Burma: Überklebte Hilfspakete

Nr. 20 –

Selbst Katastrophenhilfe ist für die herrschenden Generäle eine Frage der Macht. Und da dulden sie keine Konkurrenz. Der oberste Armeechef sieht sich dabei in der Tradition der burmesischen Könige.

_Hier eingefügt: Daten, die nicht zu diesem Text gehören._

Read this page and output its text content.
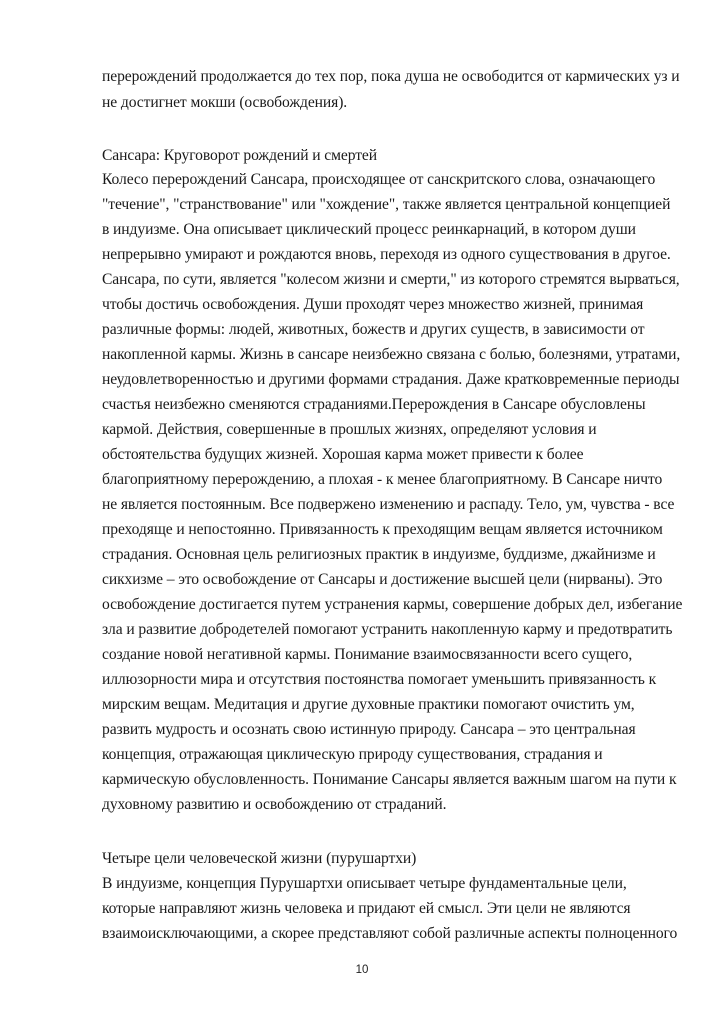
перерождений продолжается до тех пор, пока душа не освободится от кармических уз и
не достигнет мокши (освобождения).
Сансара: Круговорот рождений и смертей
Колесо перерождений Сансара, происходящее от санскритского слова, означающего
"течение", "странствование" или "хождение", также является центральной концепцией
в индуизме. Она описывает циклический процесс реинкарнаций, в котором души
непрерывно умирают и рождаются вновь, переходя из одного существования в другое.
Сансара, по сути, является "колесом жизни и смерти," из которого стремятся вырваться,
чтобы достичь освобождения. Души проходят через множество жизней, принимая
различные формы: людей, животных, божеств и других существ, в зависимости от
накопленной кармы. Жизнь в сансаре неизбежно связана с болью, болезнями, утратами,
неудовлетворенностью и другими формами страдания. Даже кратковременные периоды
счастья неизбежно сменяются страданиями.Перерождения в Сансаре обусловлены
кармой. Действия, совершенные в прошлых жизнях, определяют условия и
обстоятельства будущих жизней. Хорошая карма может привести к более
благоприятному перерождению, а плохая - к менее благоприятному. В Сансаре ничто
не является постоянным. Все подвержено изменению и распаду. Тело, ум, чувства - все
преходяще и непостоянно. Привязанность к преходящим вещам является источником
страдания. Основная цель религиозных практик в индуизме, буддизме, джайнизме и
сикхизме – это освобождение от Сансары и достижение высшей цели (нирваны). Это
освобождение достигается путем устранения кармы, совершение добрых дел, избегание
зла и развитие добродетелей помогают устранить накопленную карму и предотвратить
создание новой негативной кармы. Понимание взаимосвязанности всего сущего,
иллюзорности мира и отсутствия постоянства помогает уменьшить привязанность к
мирским вещам. Медитация и другие духовные практики помогают очистить ум,
развить мудрость и осознать свою истинную природу. Сансара – это центральная
концепция, отражающая циклическую природу существования, страдания и
кармическую обусловленность. Понимание Сансары является важным шагом на пути к
духовному развитию и освобождению от страданий.
Четыре цели человеческой жизни (пурушартхи)
В индуизме, концепция Пурушартхи описывает четыре фундаментальные цели,
которые направляют жизнь человека и придают ей смысл. Эти цели не являются
взаимоисключающими, а скорее представляют собой различные аспекты полноценного
10
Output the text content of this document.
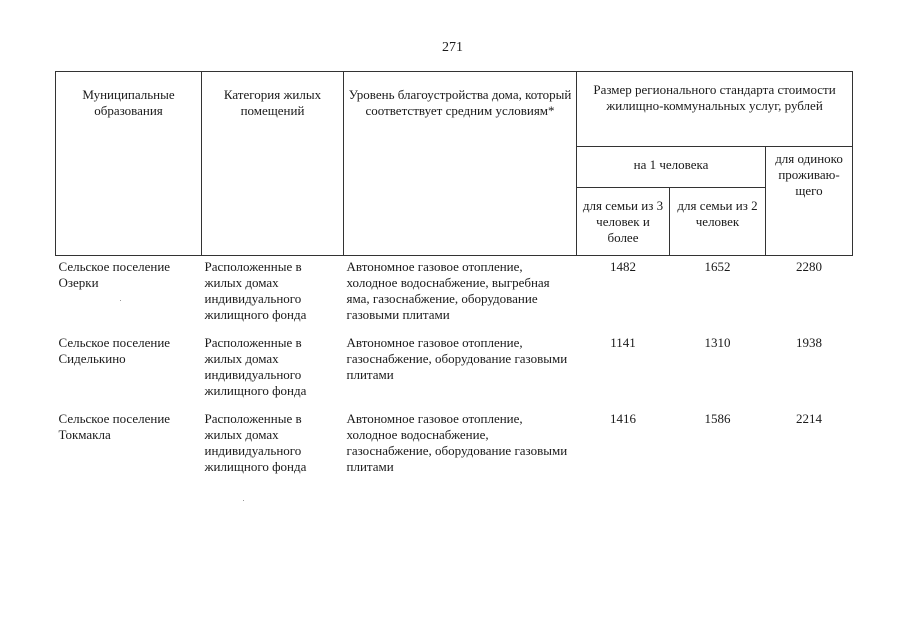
271
Муниципальные образования	Категория жилых помещений	Уровень благоустройства дома, который соответствует средним условиям*	Размер регионального стандарта стоимости жилищно-коммунальных услуг, рублей		
			на 1 человека		для одиноко проживаю-щего
			для семьи из 3 человек и более	для семьи из 2 человек	
Сельское поселение Озерки	Расположенные в жилых домах индивидуального жилищного фонда	Автономное газовое отопление, холодное водоснабжение, выгребная яма, газоснабжение, оборудование газовыми плитами	1482	1652	2280
Сельское поселение Сиделькино	Расположенные в жилых домах индивидуального жилищного фонда	Автономное газовое отопление, газоснабжение, оборудование газовыми плитами	1141	1310	1938
Сельское поселение Токмакла	Расположенные в жилых домах индивидуального жилищного фонда	Автономное газовое отопление, холодное водоснабжение, газоснабжение, оборудование газовыми плитами	1416	1586	2214
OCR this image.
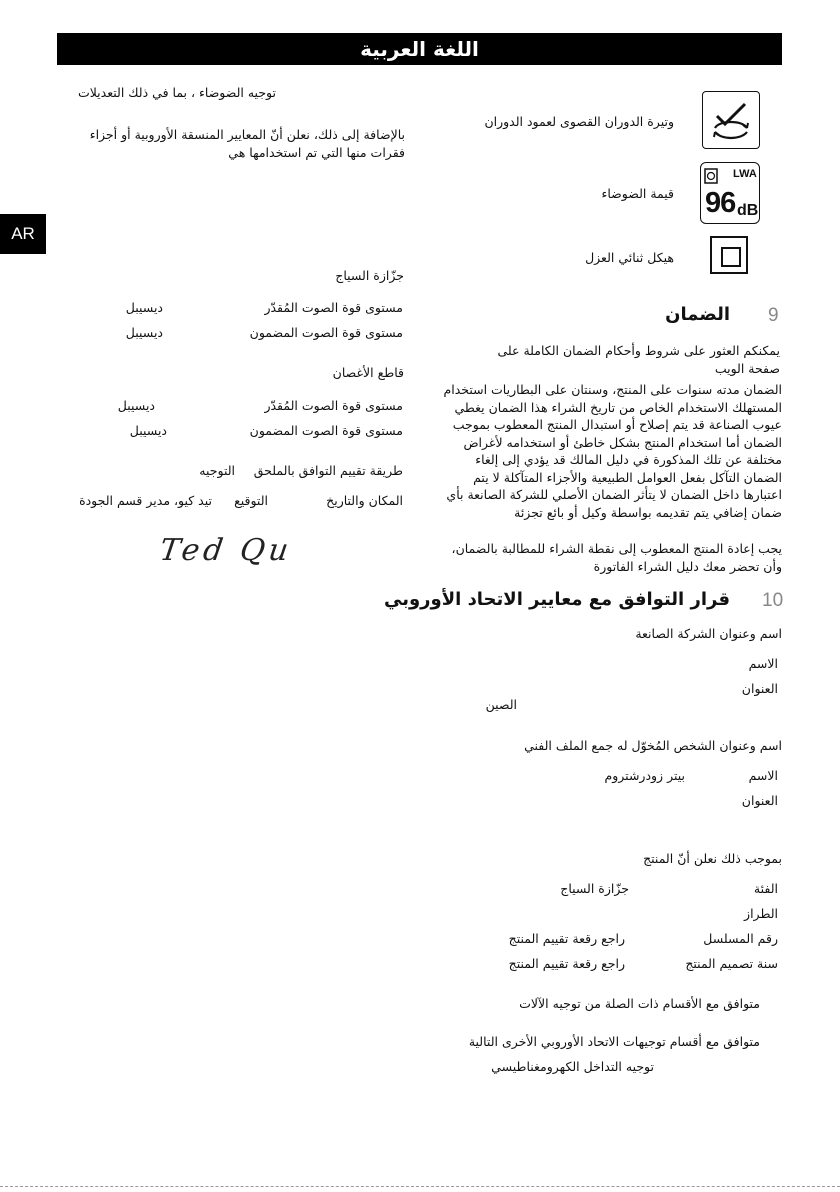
اللغة العربية
AR
وتيرة الدوران القصوى لعمود الدوران
LWA
96 dB
قيمة الضوضاء
هيكل ثنائي العزل
9
الضمان
يمكنكم العثور على شروط وأحكام الضمان الكاملة على صفحة الويب
الضمان مدته سنوات على المنتج، وسنتان على البطاريات استخدام المستهلك الاستخدام الخاص من تاريخ الشراء هذا الضمان يغطي عيوب الصناعة قد يتم إصلاح أو استبدال المنتج المعطوب بموجب الضمان أما استخدام المنتج بشكل خاطئ أو استخدامه لأغراض مختلفة عن تلك المذكورة في دليل المالك قد يؤدي إلى إلغاء الضمان التآكل بفعل العوامل الطبيعية والأجزاء المتآكلة لا يتم اعتبارها داخل الضمان لا يتأثر الضمان الأصلي للشركة الصانعة بأي ضمان إضافي يتم تقديمه بواسطة وكيل أو بائع تجزئة
يجب إعادة المنتج المعطوب إلى نقطة الشراء للمطالبة بالضمان، وأن تحضر معك دليل الشراء الفاتورة
10
قرار التوافق مع معايير الاتحاد الأوروبي
اسم وعنوان الشركة الصانعة
الاسم
العنوان
الصين
اسم وعنوان الشخص المُخوّل له جمع الملف الفني
الاسم
بيتر زودرشتروم
العنوان
بموجب ذلك نعلن أنّ المنتج
الفئة
جزّازة السياج
الطراز
رقم المسلسل
راجع رقعة تقييم المنتج
سنة تصميم المنتج
راجع رقعة تقييم المنتج
متوافق مع الأقسام ذات الصلة من توجيه الآلات
متوافق مع أقسام توجيهات الاتحاد الأوروبي الأخرى التالية
توجيه التداخل الكهرومغناطيسي
توجيه الضوضاء ، بما في ذلك التعديلات
بالإضافة إلى ذلك، نعلن أنّ المعايير المنسقة الأوروبية أو أجزاء فقرات منها التي تم استخدامها هي
جزّازة السياج
مستوى قوة الصوت المُقدّر
ديسيبل
مستوى قوة الصوت المضمون
ديسيبل
قاطع الأغصان
مستوى قوة الصوت المُقدّر
ديسيبل
مستوى قوة الصوت المضمون
ديسيبل
طريقة تقييم التوافق بالملحق
التوجيه
المكان والتاريخ
التوقيع
تيد كيو، مدير قسم الجودة
Ted Qu
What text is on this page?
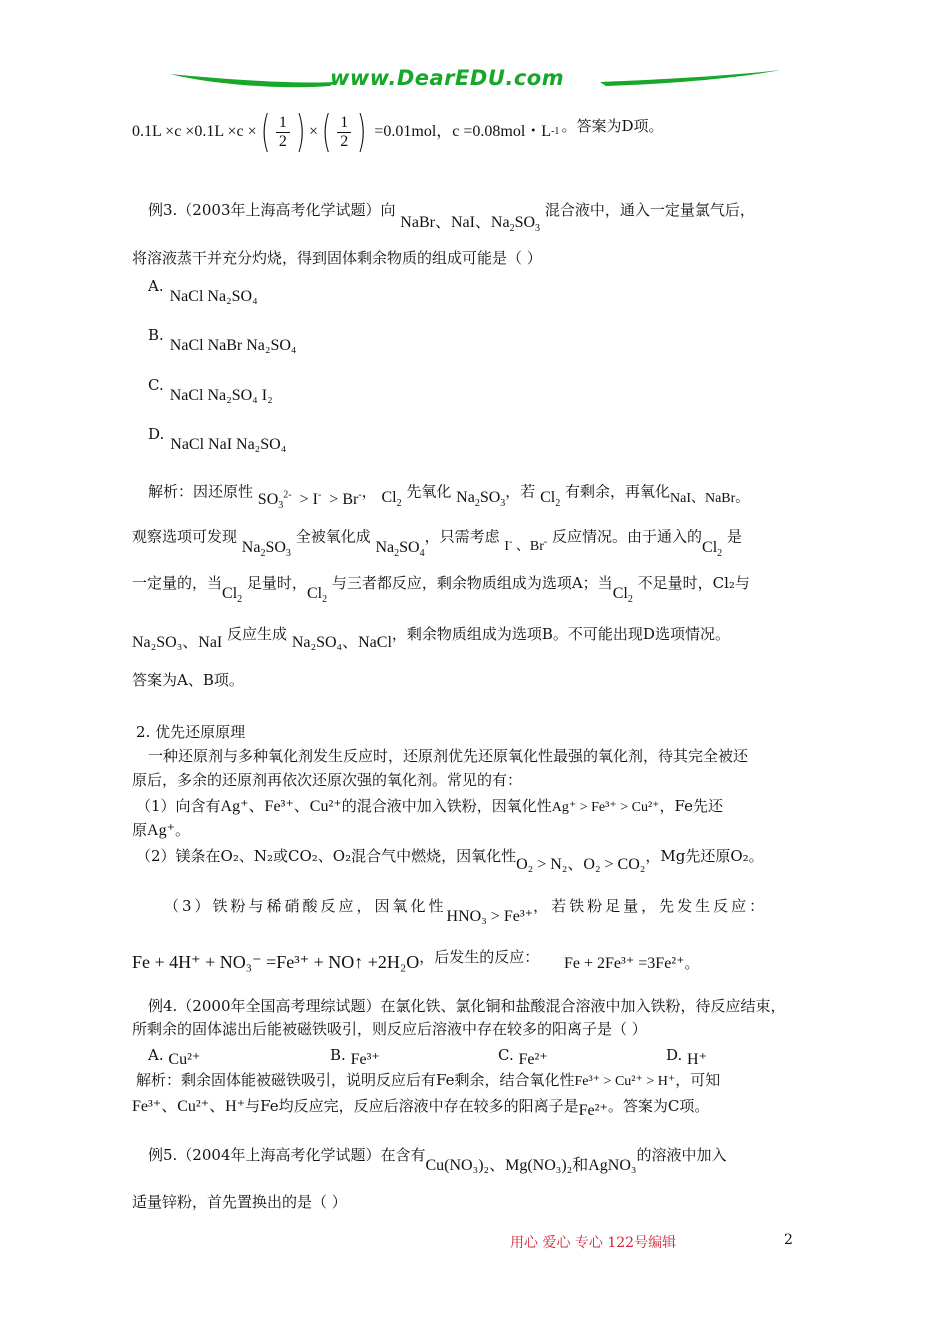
www.DearEDU.com
0.1L ×c ×0.1L ×c × ( $\frac{1}{2}$ ) × ( $\frac{1}{2}$ )
=0.01mol，c =0.08mol・L -1 。答案为D项。
例3.（2003年上海高考化学试题）向 NaBr、NaI、$Na_2SO_3$ 混合液中，通入一定量氯气后，
将溶液蒸干并充分灼烧，得到固体剩余物质的组成可能是（ ）
A.NaCl Na₂SO₄
B.NaCl NaBr Na₂SO₄
C.NaCl Na₂SO₄ I₂
D.NaCl NaI Na₂SO₄
解析：因还原性 $SO_3^{2-} > I^- > Br^-$， $Cl_2$ 先氧化 $Na_2SO_3$，若 $Cl_2$ 有剩余，再氧化NaI、NaBr。
观察选项可发现 $Na_2SO_3$ 全被氧化成 $Na_2SO_4$，只需考虑 I- 、Br- 反应情况。由于通入的$Cl_2$ 是
一定量的，当$Cl_2$ 足量时，$Cl_2$ 与三者都反应，剩余物质组成为选项A；当$Cl_2$ 不足量时，Cl₂与
Na₂SO₃、NaI 反应生成 Na₂SO₄、NaCl，剩余物质组成为选项B。不可能出现D选项情况。
答案为A、B项。
2. 优先还原原理
一种还原剂与多种氧化剂发生反应时，还原剂优先还原氧化性最强的氧化剂，待其完全被还
原后，多余的还原剂再依次还原次强的氧化剂。常见的有：
（1）向含有Ag⁺、Fe³⁺、Cu²⁺的混合液中加入铁粉，因氧化性Ag⁺ > Fe³⁺ > Cu²⁺，Fe先还
原Ag⁺。
（2）镁条在O₂、N₂或CO₂、O₂混合气中燃烧，因氧化性O₂ > N₂、O₂ > CO₂，Mg先还原O₂。
（3）铁粉与稀硝酸反应，因氧化性HNO₃ > Fe³⁺，若铁粉足量，先发生反应：
Fe + 4H⁺ + NO₃⁻ =Fe³⁺ + NO↑ +2H₂O，后发生的反应： Fe + 2Fe³⁺ =3Fe²⁺。
例4.（2000年全国高考理综试题）在氯化铁、氯化铜和盐酸混合溶液中加入铁粉，待反应结束，
所剩余的固体滤出后能被磁铁吸引，则反应后溶液中存在较多的阳离子是（ ）
A. Cu²⁺	B. Fe³⁺	C. Fe²⁺	D. H⁺
解析：剩余固体能被磁铁吸引，说明反应后有Fe剩余，结合氧化性Fe³⁺ > Cu²⁺ > H⁺，可知
Fe³⁺、Cu²⁺、H⁺与Fe均反应完，反应后溶液中存在较多的阳离子是Fe²⁺。答案为C项。
例5.（2004年上海高考化学试题）在含有Cu(NO₃)₂、Mg(NO₃)₂和AgNO₃的溶液中加入
适量锌粉，首先置换出的是（ ）
用心 爱心 专心 122号编辑	2
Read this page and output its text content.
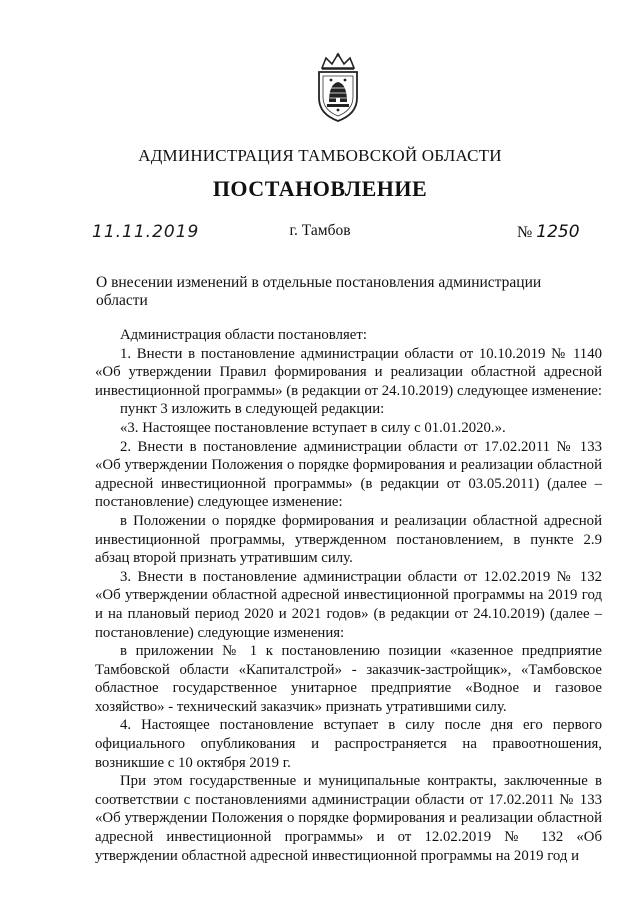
АДМИНИСТРАЦИЯ ТАМБОВСКОЙ ОБЛАСТИ
ПОСТАНОВЛЕНИЕ
11.11.2019	г. Тамбов	№ 1250
О внесении изменений в отдельные постановления администрации области

Администрация области постановляет:

1. Внести в постановление администрации области от 10.10.2019 № 1140 «Об утверждении Правил формирования и реализации областной адресной инвестиционной программы» (в редакции от 24.10.2019) следующее изменение:

пункт 3 изложить в следующей редакции:

«3. Настоящее постановление вступает в силу с 01.01.2020.».

2. Внести в постановление администрации области от 17.02.2011 № 133 «Об утверждении Положения о порядке формирования и реализации областной адресной инвестиционной программы» (в редакции от 03.05.2011) (далее – постановление) следующее изменение:

в Положении о порядке формирования и реализации областной адресной инвестиционной программы, утвержденном постановлением, в пункте 2.9 абзац второй признать утратившим силу.

3. Внести в постановление администрации области от 12.02.2019 № 132 «Об утверждении областной адресной инвестиционной программы на 2019 год и на плановый период 2020 и 2021 годов» (в редакции от 24.10.2019) (далее – постановление) следующие изменения:

в приложении № 1 к постановлению позиции «казенное предприятие Тамбовской области «Капиталстрой» - заказчик-застройщик», «Тамбовское областное государственное унитарное предприятие «Водное и газовое хозяйство» - технический заказчик» признать утратившими силу.

4. Настоящее постановление вступает в силу после дня его первого официального опубликования и распространяется на правоотношения, возникшие с 10 октября 2019 г.

При этом государственные и муниципальные контракты, заключенные в соответствии с постановлениями администрации области от 17.02.2011 № 133 «Об утверждении Положения о порядке формирования и реализации областной адресной инвестиционной программы» и от 12.02.2019 № 132 «Об утверждении областной адресной инвестиционной программы на 2019 год и
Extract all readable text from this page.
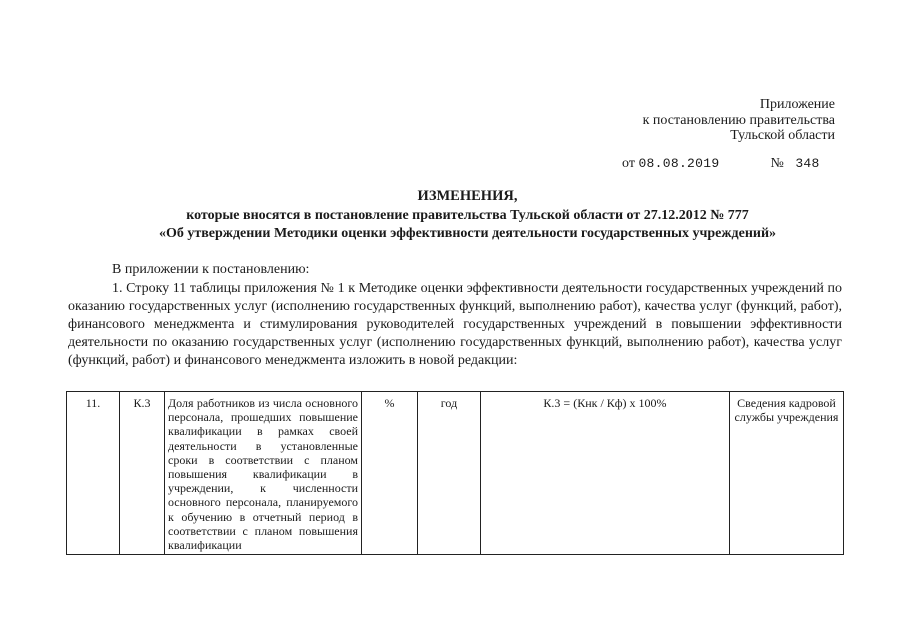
Приложение
к постановлению правительства
Тульской области
от 08.08.2019	№ 348
ИЗМЕНЕНИЯ,
которые вносятся в постановление правительства Тульской области от 27.12.2012 № 777
«Об утверждении Методики оценки эффективности деятельности государственных учреждений»
В приложении к постановлению:
1. Строку 11 таблицы приложения № 1 к Методике оценки эффективности деятельности государственных учреждений по оказанию государственных услуг (исполнению государственных функций, выполнению работ), качества услуг (функций, работ), финансового менеджмента и стимулирования руководителей государственных учреждений в повышении эффективности деятельности по оказанию государственных услуг (исполнению государственных функций, выполнению работ), качества услуг (функций, работ) и финансового менеджмента изложить в новой редакции:
11.	К.3	Доля работников из числа основного персонала, прошедших повышение квалификации в рамках своей деятельности в установленные сроки в соответствии с планом повышения квалификации в учреждении, к численности основного персонала, планируемого к обучению в отчетный период в соответствии с планом повышения квалификации	%	год	К.3 = (Кнк / Кф) х 100%	Сведения кадровой службы учреждения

Für viele Burmesinnen und Burmesen ist es klar: Höhere Mächte haben das verheerende Unglück in Gestalt des Zyklons Nargis geschickt. Sie wollten damit das Verfassungsreferendum vom 10. Mai verhindern und die Machthaber Burmas, die Generäle, bestrafen. Diese sind verantwortlich für die Ereignisse vom letzten Herbst. Damals haben bei Hungerrevolten Soldaten Dutzende Mönche getötet. Hunderte sind geschlagen, verhaftet und gefoltert worden. So geht man in einem buddhistischen Land nicht mit Mönchen um. Die Menschen sind überzeugt: Die Generäle haben durch ihr Vorgehen Schuld auf sich geladen, für die bezahlt werden muss. Auch wenn es jetzt die Falschen, nämlich das einfache Volk, erwischt hat.

Die Herrscher Burmas mussten dem Volk nie Rechenschaft ablegen. Oben und Unten war schon immer klar definiert. Wann immer eine neue Dynastie gegründet wurde, errichtete man eine neue Hauptstadt zum Ruhme des Königs. Das bedeutete jahrelange Frondienste für die BäuerInnen. In der Tradition der burmesischen Könige sieht sich auch der jetzige Machthaber, der Staatspräsident und oberste Armeechef Than Shwe. Er hat Ende 2005 den Regierungssitz von Rangun in die Nähe der Stadt Pyinmana verlegen lassen. Naypyidaw nennt sich nun die neue Hauptstadt: «Sitz der Könige».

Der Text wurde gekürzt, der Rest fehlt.